We decide to treat ourselves to an early wedding anniversary and go concierge class, which allows us first choice of the St. Petersburg tours and early reservations in the Marina’s five specialty restaurants. Unlike most cruise lines, Oceania does not demand an extra charge for its specialty restaurants; only advance reservations required. The Marina is one of Oceania’s new ships, almost twice the size of the original “R-Ships” and carrying 1,250 passengers. It will be interesting to see how much of an improvement this new class size is over the smaller vessels.

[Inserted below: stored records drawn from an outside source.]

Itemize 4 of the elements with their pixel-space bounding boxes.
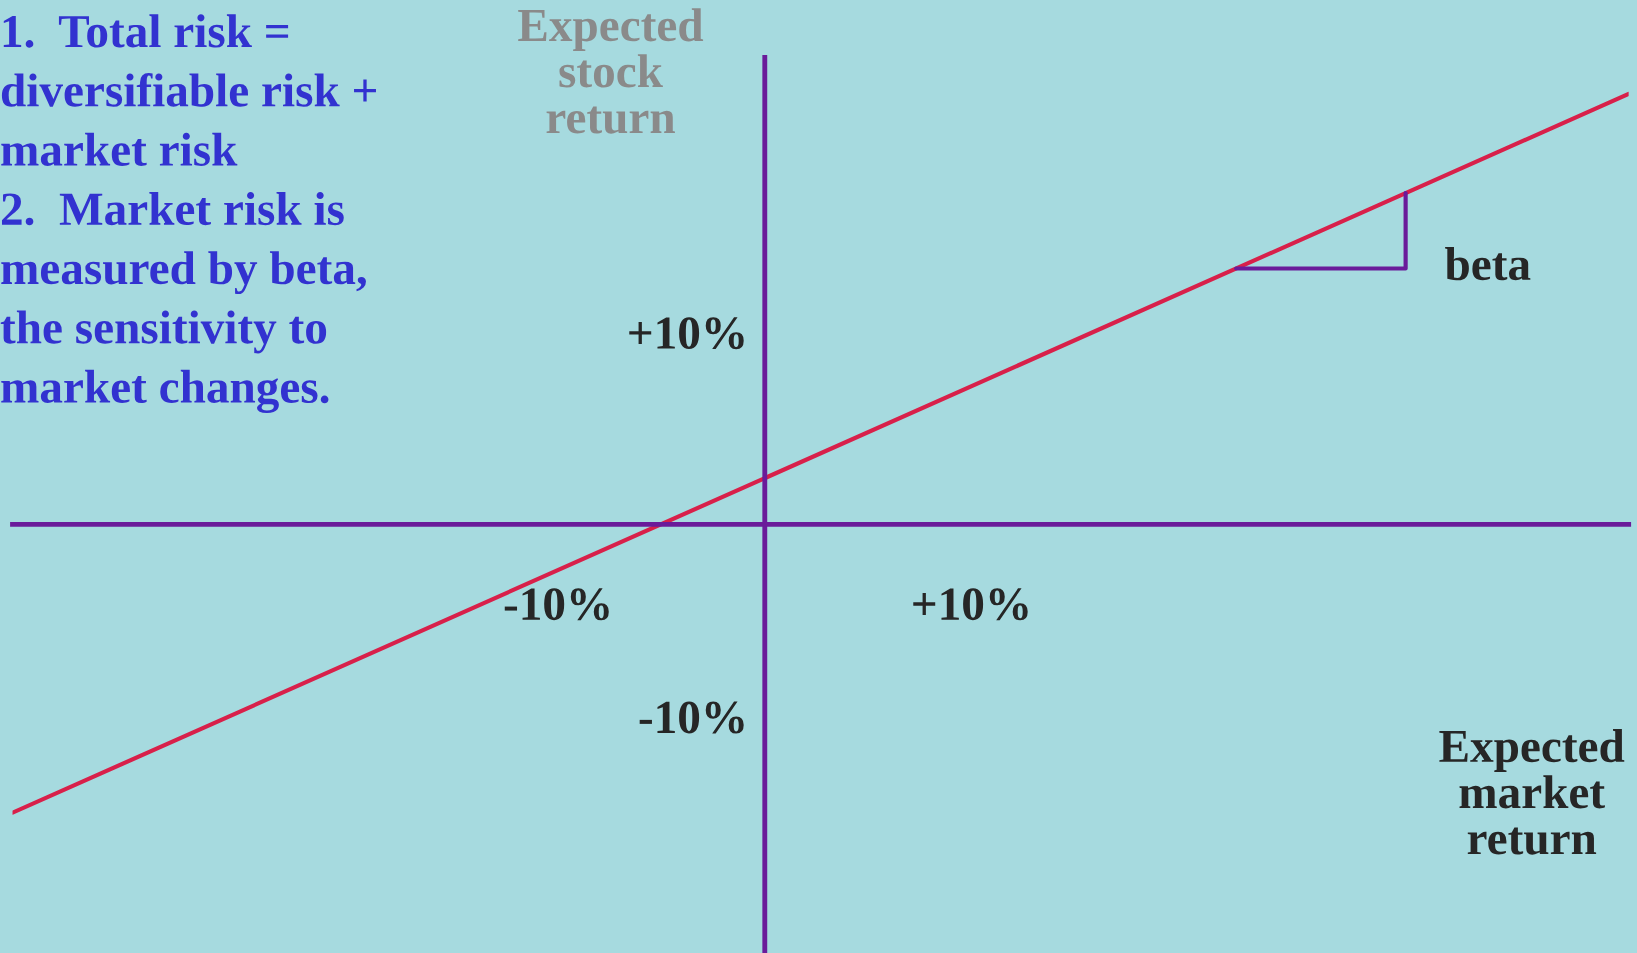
x-axis-title: Expected market return [1439,729,1625,855]
y-axis-title: Expected stock return [518,8,704,134]
annotation: 1. Total risk = diversifiable risk + market risk 2. Market risk is measured by beta, the sensitivity to market changes. [0,14,376,414]
annotation: beta [1445,247,1531,281]
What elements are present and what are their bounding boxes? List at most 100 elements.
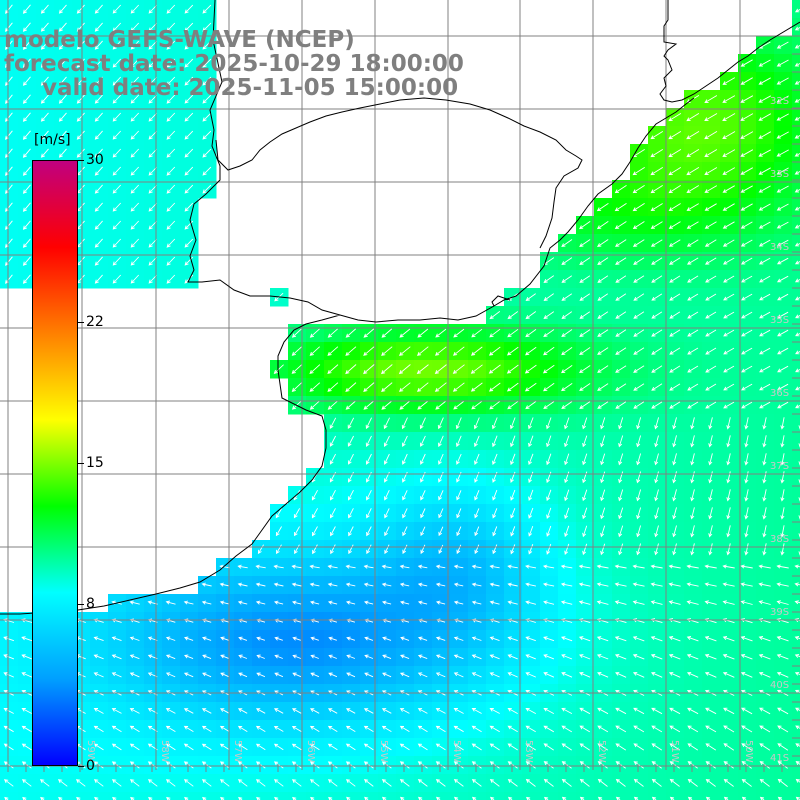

Oceania books our flights, not our travel agent, and the itinerary is a surprisingly good one. We fly from Orlando to Newark with a layover of under three hours before taking Scandinavian Airlines (SAS) to Stockholm, our departure port. The return flight from Amsterdam takes us to London Gatwick and another short layover with a direct flight back to Orlando. The schedule is fine though we wish we could avoid the United Airlines flight to Newark since it wants $100 for a second bag. Especially since our other carriers, SAS and British Airways, both allow two free bags. We’re extending our trip for several days in Amsterdam after the cruise, so packing at least one extra bag for the two of us is kind of necessary.
When we check in at Orlando International we encounter the usual summer crowds that often increase TSA screening lines to 30 minutes. Unexpectedly, our tickets send us to the TSA fast-track lines, which proceed quickly. This is one of the benefits of premium economy class.
Arriving at Newark, we look forward to boarding the SAS overnight flight to Stockholm. Our only previous premium economy experience was on Air New Zealand from Los Angeles to Auckland and that truly was something special. Premium economy had its own cabin, comfortable space age style seats and meal service better than the business class of some other carriers. Descriptions of SAS Premium Plus appear equally appealing.
The SAS flight begins impressively. During takeoff, SAS allows us to watch the takeoff from different views on our personal TV screens. I watch the takeoff starting from the cockpit view, switch to a rear angle as we lift off the runway and then look straight down at the area we fly over. Very nice touch. The selection of recent American movies is good, too.
But about an hour after takeoff, the SAS Premium Plus experience is not so pleasant. The seat bottom lacks any kind of padding, assuming it ever had any. It’s extremely uncomfortable. Linda says she feels like she’s sitting on a concrete slab. In addition, I find it impossible to maneuver my legs around the large left leg on the seat in front of me. That support blocks almost half of the normally available legroom, leaving no way to stretch my legs, much less place my laptop under the seat without on Linda’s leg space. I’m convinced the design engineers never tested this arrangement in real life conditions.
The evening meal choices are chicken with plain white rice or salmon with plain white rice. They’re just as bland as they sound. The run-of-the-mill airline salad, rice entrée and dessert come clustered together on the usual typical economy tray. This is nothing like SAS’ classy website description: “For dinner, there is a starter, main course (choose between two alternatives) & a good dessert with coffee or tea.” The accompanying photos are equally misleading
For the first time ever on a flight, I’m unable to sleep. Normally I can fall asleep on a bus, train and every airline until now. A mild sleeping pill doesn’t block the pain of my lead-lined seat. I read my Kindle until breakfast. Would have liked to have read SAS in-flight magazine but my overhead reading light is out. Stewardess said she would report it. Linda squirms in her seat much of the time. She also is awake most of the night.
Landing in Stockholm, and shuffling like zombies, we gladly leave SAS Premium Plus behind. We’re more than ready for our next stop. The Oceania Marina and its usual flavorful welcome aboard lunch buffet.